Nearly 40K Illinois jobs still missing 3 years after pandemic

Nearly 40K Illinois jobs still missing 3 years after pandemic

Illinois is still missing 39,500 jobs that existed before the COVID-19 pandemic hit three years ago. Also, 2022 jobs growth was weaker than first thought.

Illinois added 9,600 fewer jobs in 2022 than was initially reported, meaning the jobs lost since the pandemic hit three years ago now stands at 39,500, according to new data released March 9 by the Illinois Department of Employment Security.

Total nonfarm payrolls rose by 151,400 from December 2021-December 2022, down from the 161,000 originally predicted.

The downward revisions were primarily concentrated in the leisure and hospitality sector (-7,400) and manufacturing (-7,300), while government (+8,000) and educational and health (+5,500) payrolls experienced large, upward revisions.

Other industries receiving downward revisions were financial activities (-2,900); construction (-2,600); trade, transportation and utilities (-2,300); professional and business services (-1,900); and information (-1,500). Other services (+2,400) and mining (+400) payrolls were adjusted upwards.

The downward revisions also mean Illinois is missing even more jobs compared to pre-pandemic levels than previously thought. As of January 2023, the state was missing 39,500 jobs compared to when jobs peaked in January of 2020. The largest share of the missing jobs are concentrated in the leisure and hospitality sector, which is still missing 38,000 jobs.

The U.S. economy fully recuperated pandemic-era job losses in June 2022 and has since added more than 2.7 million jobs. Illinois’ ability to fully recover remains a question, with the state hitting a record population loss of 104,437 in 2022.

Downward revisions to Illinois’ labor market are not a good sign, particularly as fears over a looming recession continue.

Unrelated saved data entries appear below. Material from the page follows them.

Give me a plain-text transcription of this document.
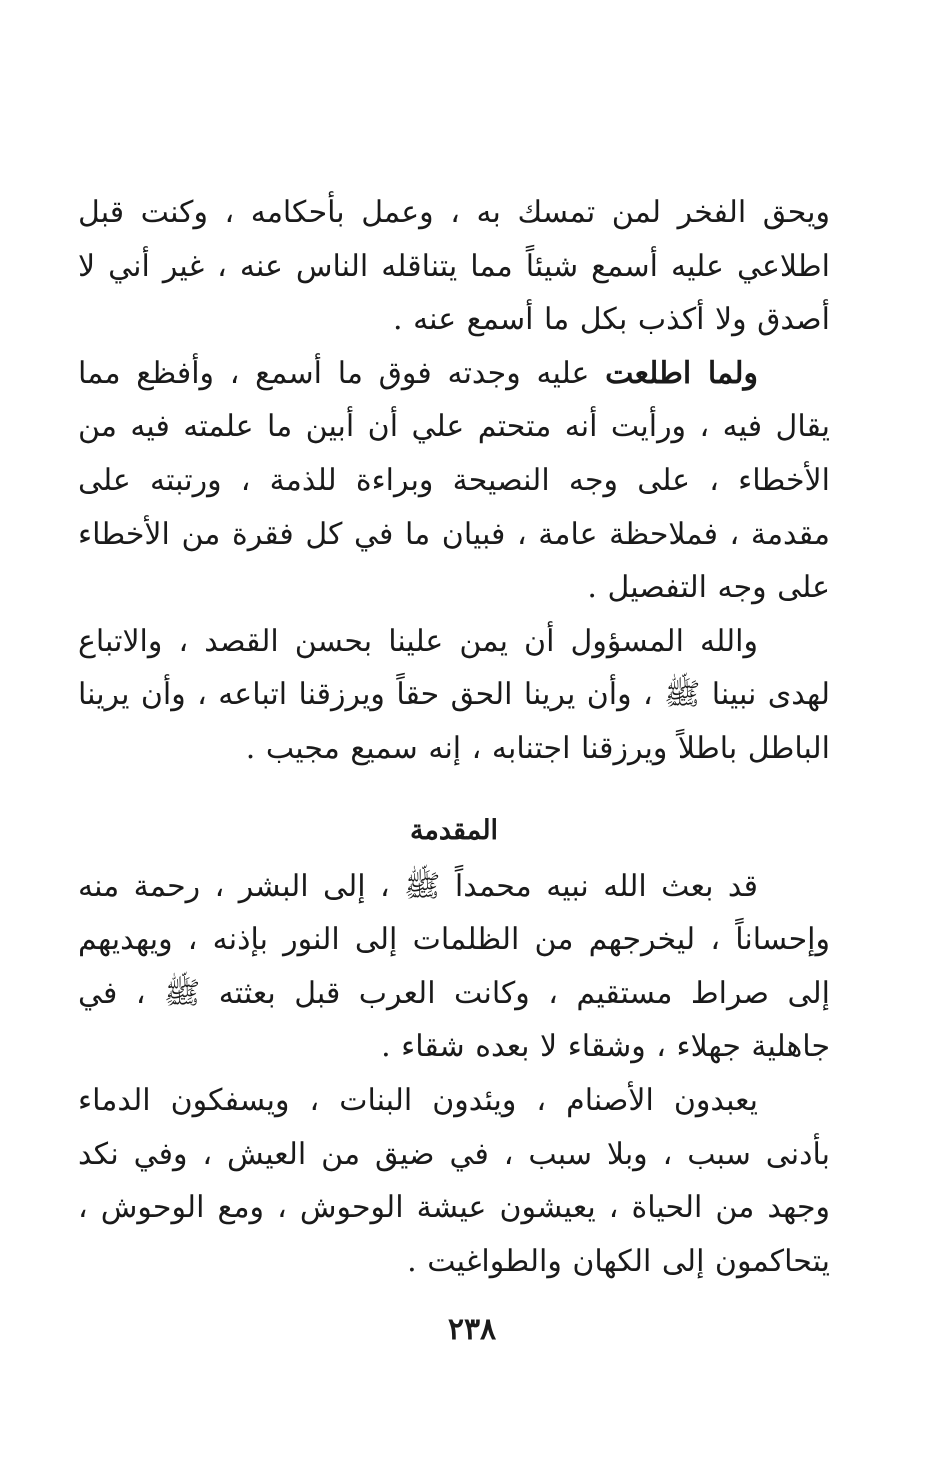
ويحق الفخر لمن تمسك به ، وعمل بأحكامه ، وكنت قبل اطلاعي عليه أسمع شيئاً مما يتناقله الناس عنه ، غير أني لا أصدق ولا أكذب بكل ما أسمع عنه .

ولما اطلعت عليه وجدته فوق ما أسمع ، وأفظع مما يقال فيه ، ورأيت أنه متحتم علي أن أبين ما علمته فيه من الأخطاء ، على وجه النصيحة وبراءة للذمة ، ورتبته على مقدمة ، فملاحظة عامة ، فبيان ما في كل فقرة من الأخطاء على وجه التفصيل .

والله المسؤول أن يمن علينا بحسن القصد ، والاتباع لهدى نبينا ﷺ ، وأن يرينا الحق حقاً ويرزقنا اتباعه ، وأن يرينا الباطل باطلاً ويرزقنا اجتنابه ، إنه سميع مجيب .

المقدمة

قد بعث الله نبيه محمداً ﷺ ، إلى البشر ، رحمة منه وإحساناً ، ليخرجهم من الظلمات إلى النور بإذنه ، ويهديهم إلى صراط مستقيم ، وكانت العرب قبل بعثته ﷺ ، في جاهلية جهلاء ، وشقاء لا بعده شقاء .

يعبدون الأصنام ، ويئدون البنات ، ويسفكون الدماء بأدنى سبب ، وبلا سبب ، في ضيق من العيش ، وفي نكد وجهد من الحياة ، يعيشون عيشة الوحوش ، ومع الوحوش ، يتحاكمون إلى الكهان والطواغيت .

٢٣٨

In the event of an economic downturn, Illinois is one of the least prepared states. According to data from The Pew Charitable Trusts, Illinois’ current reserves would allow the state to operate for about 12 days, the fewest of any state.

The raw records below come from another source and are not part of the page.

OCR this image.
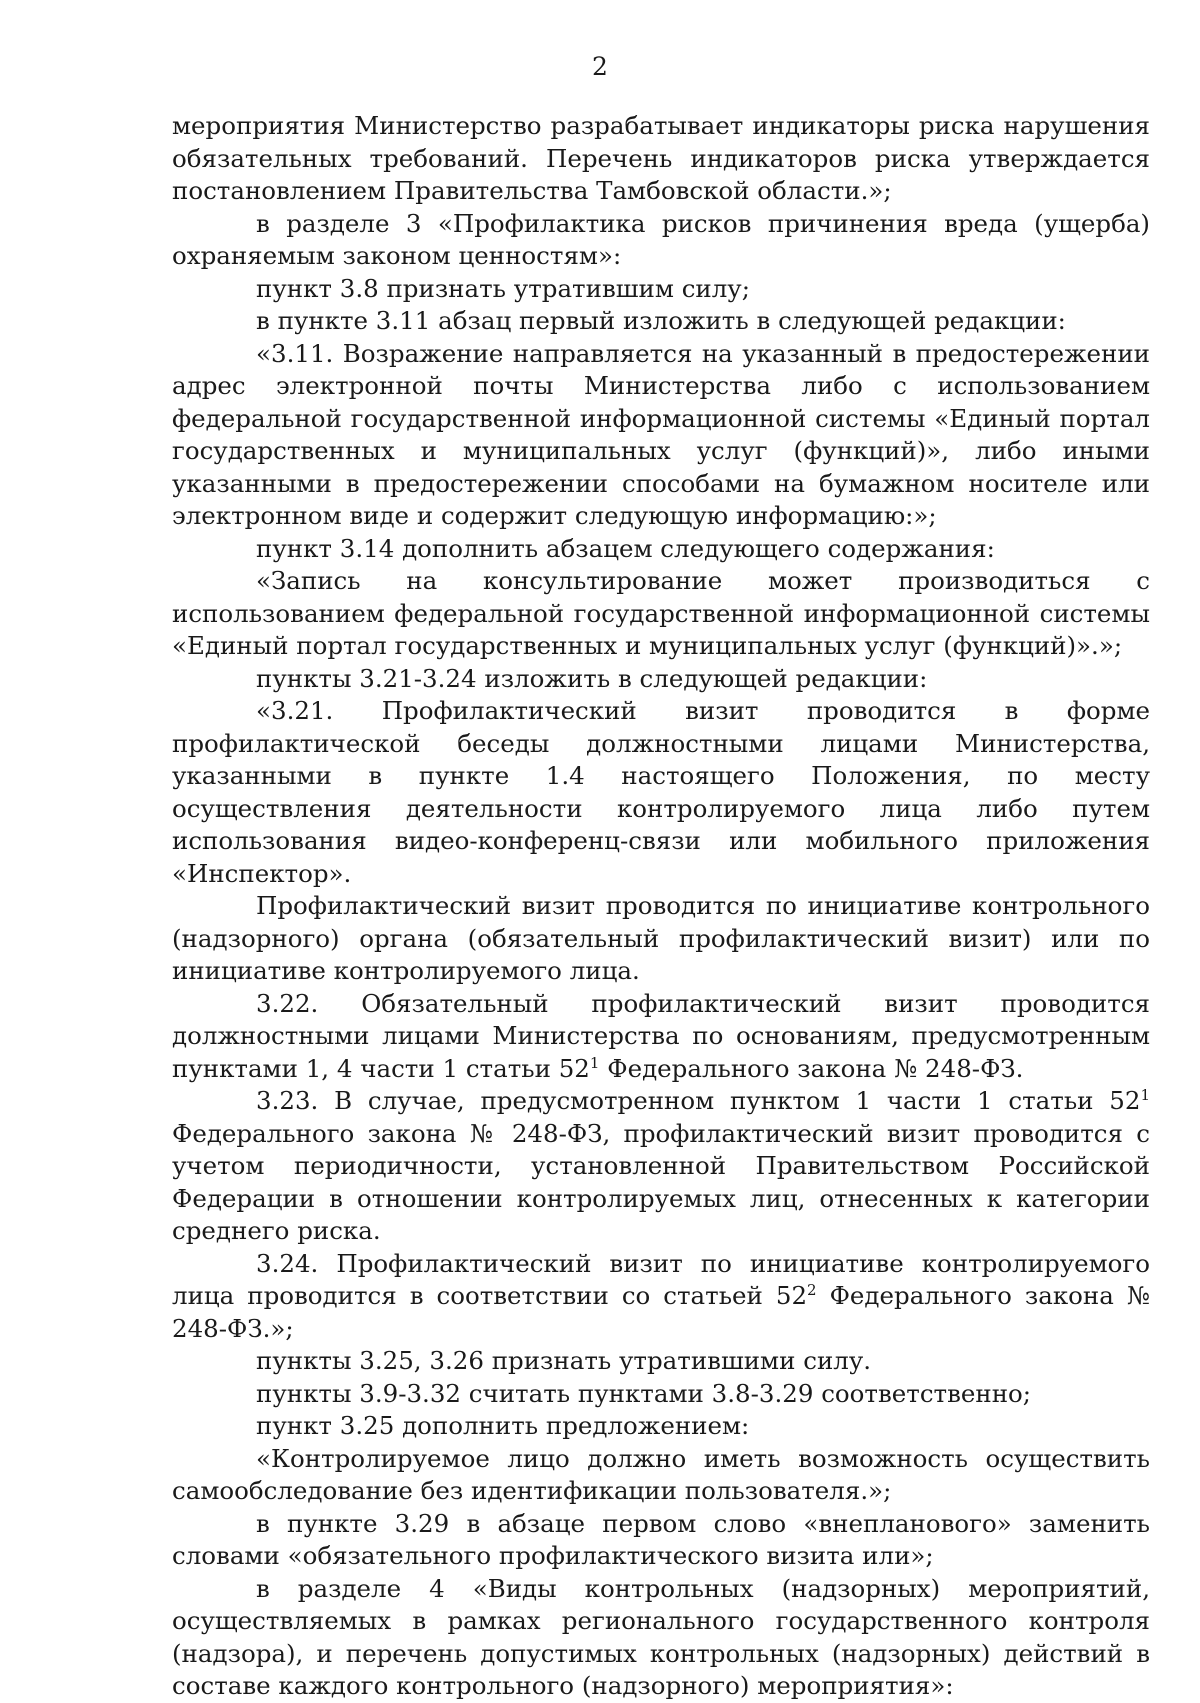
2

мероприятия Министерство разрабатывает индикаторы риска нарушения обязательных требований. Перечень индикаторов риска утверждается постановлением Правительства Тамбовской области.»;

в разделе 3 «Профилактика рисков причинения вреда (ущерба) охраняемым законом ценностям»:

пункт 3.8 признать утратившим силу;

в пункте 3.11 абзац первый изложить в следующей редакции:

«3.11. Возражение направляется на указанный в предостережении адрес электронной почты Министерства либо с использованием федеральной государственной информационной системы «Единый портал государственных и муниципальных услуг (функций)», либо иными указанными в предостережении способами на бумажном носителе или электронном виде и содержит следующую информацию:»;

пункт 3.14 дополнить абзацем следующего содержания:

«Запись на консультирование может производиться с использованием федеральной государственной информационной системы «Единый портал государственных и муниципальных услуг (функций)».»;

пункты 3.21-3.24 изложить в следующей редакции:

«3.21. Профилактический визит проводится в форме профилактической беседы должностными лицами Министерства, указанными в пункте 1.4 настоящего Положения, по месту осуществления деятельности контролируемого лица либо путем использования видео-конференц-связи или мобильного приложения «Инспектор».

Профилактический визит проводится по инициативе контрольного (надзорного) органа (обязательный профилактический визит) или по инициативе контролируемого лица.

3.22. Обязательный профилактический визит проводится должностными лицами Министерства по основаниям, предусмотренным пунктами 1, 4 части 1 статьи $52^1$ Федерального закона № 248-ФЗ.

3.23. В случае, предусмотренном пунктом 1 части 1 статьи $52^1$ Федерального закона № 248-ФЗ, профилактический визит проводится с учетом периодичности, установленной Правительством Российской Федерации в отношении контролируемых лиц, отнесенных к категории среднего риска.

3.24. Профилактический визит по инициативе контролируемого лица проводится в соответствии со статьей $52^2$ Федерального закона № 248-ФЗ.»;

пункты 3.25, 3.26 признать утратившими силу.

пункты 3.9-3.32 считать пунктами 3.8-3.29 соответственно;

пункт 3.25 дополнить предложением:

«Контролируемое лицо должно иметь возможность осуществить самообследование без идентификации пользователя.»;

в пункте 3.29 в абзаце первом слово «внепланового» заменить словами «обязательного профилактического визита или»;

в разделе 4 «Виды контрольных (надзорных) мероприятий, осуществляемых в рамках регионального государственного контроля (надзора), и перечень допустимых контрольных (надзорных) действий в составе каждого контрольного (надзорного) мероприятия»:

Additionally, a recent stress test conducted by Moody’s Investors Service found most states are well prepared to financially withstand a recession. Illinois is not one of those states. The report found Illinois to be among the least prepared to handle even a moderate recession.

Without serious structural reforms to state spending, public pensions and the state’s tax system, Illinois will likely remain more vulnerable to the adverse effects of economic downturns than other states. The consequence of that vulnerability will mean forcing residents and businesses to pay the price for Springfield’s financial mismanagement through higher taxes, job losses and business closures.